Perhaps it is impossible for you to imagine that LLMs can share some properties with compilers and other properties with humans? And that this specific blend of properties makes them unique? And that uniqueness means we have to take a nuanced approach to understanding their impact on designing and building systems?
So lets lay it out. LLMs are like compilers in that they take high level instructions (in the form of English) and translate it into programming languages. Maybe "transpiler" would be a word you prefer? LLMs are like humans in that this translation of high level instructions to programming languages is non-deterministic and so it requires system level controls to handle this imprecision.
I do not detect any conflict in these two ideas but perhaps you see things differently.
Yes, but determinism is the factor that allows me to treat compilers as a black box without verifying their output. LLMs do not share this specific property, which is why I have to verify their output, and easily verifiable software is what I call "maintainable".

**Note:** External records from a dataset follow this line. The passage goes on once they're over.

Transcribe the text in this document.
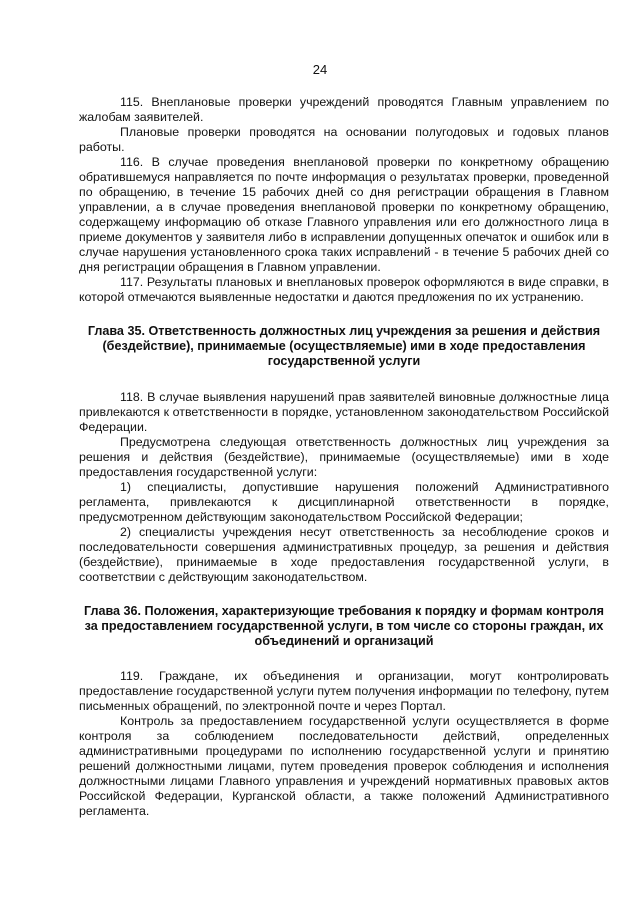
24

115. Внеплановые проверки учреждений проводятся Главным управлением по жалобам заявителей.

Плановые проверки проводятся на основании полугодовых и годовых планов работы.

116. В случае проведения внеплановой проверки по конкретному обращению обратившемуся направляется по почте информация о результатах проверки, проведенной по обращению, в течение 15 рабочих дней со дня регистрации обращения в Главном управлении, а в случае проведения внеплановой проверки по конкретному обращению, содержащему информацию об отказе Главного управления или его должностного лица в приеме документов у заявителя либо в исправлении допущенных опечаток и ошибок или в случае нарушения установленного срока таких исправлений - в течение 5 рабочих дней со дня регистрации обращения в Главном управлении.

117. Результаты плановых и внеплановых проверок оформляются в виде справки, в которой отмечаются выявленные недостатки и даются предложения по их устранению.

Глава 35. Ответственность должностных лиц учреждения за решения и действия (бездействие), принимаемые (осуществляемые) ими в ходе предоставления государственной услуги

118. В случае выявления нарушений прав заявителей виновные должностные лица привлекаются к ответственности в порядке, установленном законодательством Российской Федерации.

Предусмотрена следующая ответственность должностных лиц учреждения за решения и действия (бездействие), принимаемые (осуществляемые) ими в ходе предоставления государственной услуги:

1) специалисты, допустившие нарушения положений Административного регламента, привлекаются к дисциплинарной ответственности в порядке, предусмотренном действующим законодательством Российской Федерации;

2) специалисты учреждения несут ответственность за несоблюдение сроков и последовательности совершения административных процедур, за решения и действия (бездействие), принимаемые в ходе предоставления государственной услуги, в соответствии с действующим законодательством.

Глава 36. Положения, характеризующие требования к порядку и формам контроля за предоставлением государственной услуги, в том числе со стороны граждан, их объединений и организаций

119. Граждане, их объединения и организации, могут контролировать предоставление государственной услуги путем получения информации по телефону, путем письменных обращений, по электронной почте и через Портал.

Контроль за предоставлением государственной услуги осуществляется в форме контроля за соблюдением последовательности действий, определенных административными процедурами по исполнению государственной услуги и принятию решений должностными лицами, путем проведения проверок соблюдения и исполнения должностными лицами Главного управления и учреждений нормативных правовых актов Российской Федерации, Курганской области, а также положений Административного регламента.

Would you go back to writing assembly? Would you diligently work to make the compiler "more" deterministic. Would you engineer your systems around potential failures?
How do industries like the medical or aviation deal with imperfect humans? Are there lessons we can learn from those domains that may apply to writing code with non-deterministic LLMs?
I also just want to point out an irony here. I'm arguing in favor of languages like Go, Rust and Zig over the more traditional dynamic scripting languages like Python, PHP, Ruby and JavaScript. I almost can't believe I'm fighting the "unmaintainable" angle here. Do people really think a web server written in Go or Rust is unmaintainable? I'm defending my position as if they are, but come on. This is all a bit ridiculous.
We have a system in science for verifying shoddy human output, it's called peer review. And it's easier for your peers to review your code when it's maintainable. We're back in the loop.